Um outro fato que muito chamou atenção, foi o de que uma vez confirmada a morte cerebral, temos o paciente relegado a segundo plano, já que esta clinicamente morto, sendo só um meio para ajudar outros. Algo por muitos autores considerados, no mínimo, eticamente reprovável.

5. CONCLUSÂO

No que parece ser algo fantástico, anunciado por uma equipe de médicos italianos, o primeiro transplante de cabeça do mundo, a ser realizado em 2017, o questionamento vem de logo. Consegue-se a recuperação do paciente em cirurgia tão extensa e complexa, mas a recuperação do tecido cerebral é impossível?

Mais do que uma revisão sobre o teste de apneia e os protocolos para sua realização, nos deparamos com questões técnicas e éticas, que devem ser analisadas com profunda reflexão, bom senso e vários profissionais, para se ter certeza, se é que é possível tê-la, a respeito do que em momento tão difícil da vida de um ser humano e sua família, tomar a decisão que melhor resguarde os interesses deste paciente, que é o objetivo primaz da assistência ao paciente. 

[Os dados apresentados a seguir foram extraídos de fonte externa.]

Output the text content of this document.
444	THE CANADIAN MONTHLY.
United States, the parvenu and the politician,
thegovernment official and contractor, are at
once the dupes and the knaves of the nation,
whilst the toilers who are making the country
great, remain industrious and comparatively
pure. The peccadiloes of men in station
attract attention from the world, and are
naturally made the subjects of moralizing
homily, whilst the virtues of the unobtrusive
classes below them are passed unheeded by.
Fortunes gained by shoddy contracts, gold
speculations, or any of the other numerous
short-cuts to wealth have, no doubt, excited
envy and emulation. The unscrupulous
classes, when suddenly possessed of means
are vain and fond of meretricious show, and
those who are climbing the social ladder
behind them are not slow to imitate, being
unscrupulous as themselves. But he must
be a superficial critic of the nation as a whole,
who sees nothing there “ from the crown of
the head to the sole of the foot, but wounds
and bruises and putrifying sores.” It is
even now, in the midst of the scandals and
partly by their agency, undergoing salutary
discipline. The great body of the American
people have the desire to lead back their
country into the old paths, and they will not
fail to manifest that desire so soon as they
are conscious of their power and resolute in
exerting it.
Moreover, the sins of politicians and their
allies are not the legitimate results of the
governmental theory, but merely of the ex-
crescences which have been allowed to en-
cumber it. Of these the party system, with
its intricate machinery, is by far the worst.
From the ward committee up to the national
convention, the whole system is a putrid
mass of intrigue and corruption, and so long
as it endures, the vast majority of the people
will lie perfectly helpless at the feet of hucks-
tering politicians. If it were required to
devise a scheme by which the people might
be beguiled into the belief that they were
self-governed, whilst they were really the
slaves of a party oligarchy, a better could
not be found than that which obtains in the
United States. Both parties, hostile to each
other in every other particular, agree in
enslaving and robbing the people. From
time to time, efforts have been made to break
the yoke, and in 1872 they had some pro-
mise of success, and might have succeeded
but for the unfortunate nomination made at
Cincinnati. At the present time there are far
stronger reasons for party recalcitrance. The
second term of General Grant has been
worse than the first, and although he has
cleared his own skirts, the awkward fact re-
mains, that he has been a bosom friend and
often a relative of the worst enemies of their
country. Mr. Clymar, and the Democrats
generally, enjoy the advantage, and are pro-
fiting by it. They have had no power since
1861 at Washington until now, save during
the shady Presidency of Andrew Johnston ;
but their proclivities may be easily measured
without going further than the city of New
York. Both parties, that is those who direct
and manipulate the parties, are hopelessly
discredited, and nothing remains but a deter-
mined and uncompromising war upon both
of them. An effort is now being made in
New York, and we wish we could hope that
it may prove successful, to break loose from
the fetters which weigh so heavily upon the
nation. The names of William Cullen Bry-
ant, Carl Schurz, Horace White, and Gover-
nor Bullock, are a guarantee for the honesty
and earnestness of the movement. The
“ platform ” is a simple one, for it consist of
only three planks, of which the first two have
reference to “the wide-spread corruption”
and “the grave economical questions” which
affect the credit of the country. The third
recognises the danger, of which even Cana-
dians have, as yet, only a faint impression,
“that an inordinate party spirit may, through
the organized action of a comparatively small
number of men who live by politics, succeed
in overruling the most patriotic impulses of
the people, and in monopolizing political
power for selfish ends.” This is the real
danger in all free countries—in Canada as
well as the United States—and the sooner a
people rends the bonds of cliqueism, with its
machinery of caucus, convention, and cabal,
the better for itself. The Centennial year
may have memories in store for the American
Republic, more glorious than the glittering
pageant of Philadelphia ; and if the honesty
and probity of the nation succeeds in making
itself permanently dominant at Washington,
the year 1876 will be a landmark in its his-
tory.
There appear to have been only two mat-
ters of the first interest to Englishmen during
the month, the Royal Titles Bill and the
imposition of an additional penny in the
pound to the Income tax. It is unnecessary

REFERÊNCIAS BIBLIOGRÁFICAS

1. ANDRADE, A.R. Et al. Teste de Apneia e o diagnóstico de morte encefálica. Revista médica São Paulo, 2007. Jul-Set, 86(3).

2. ALBERTS, B.; et al. Fundamentos da Biologia Celular. 2 ed. Porto Alegre, 2006.  740 p.

3.LEWGOY, F. Morte encefálica. Disponível em: https://biodireitomedicina.wordpress.com/2009/01/11/morte-encefalica-carta-do-professor-flavio-lewgoy-2/. Acessado em 08/02/2016 às 09:57:00

4. PENNA. M.L.F. Anencefalia e morte cerebral. Revista saúde Coletiva. Vol. 15, nº1, p. 95- 106. 2005.

5. LIMA, C.  Do conceito ao diagnóstico de morte: controvérsias e dilemas éticos. Medicina Interna: sociedade portuguesa de medicina interna, vol: 12, nº1, p.6-10. Jan/Mar 2005.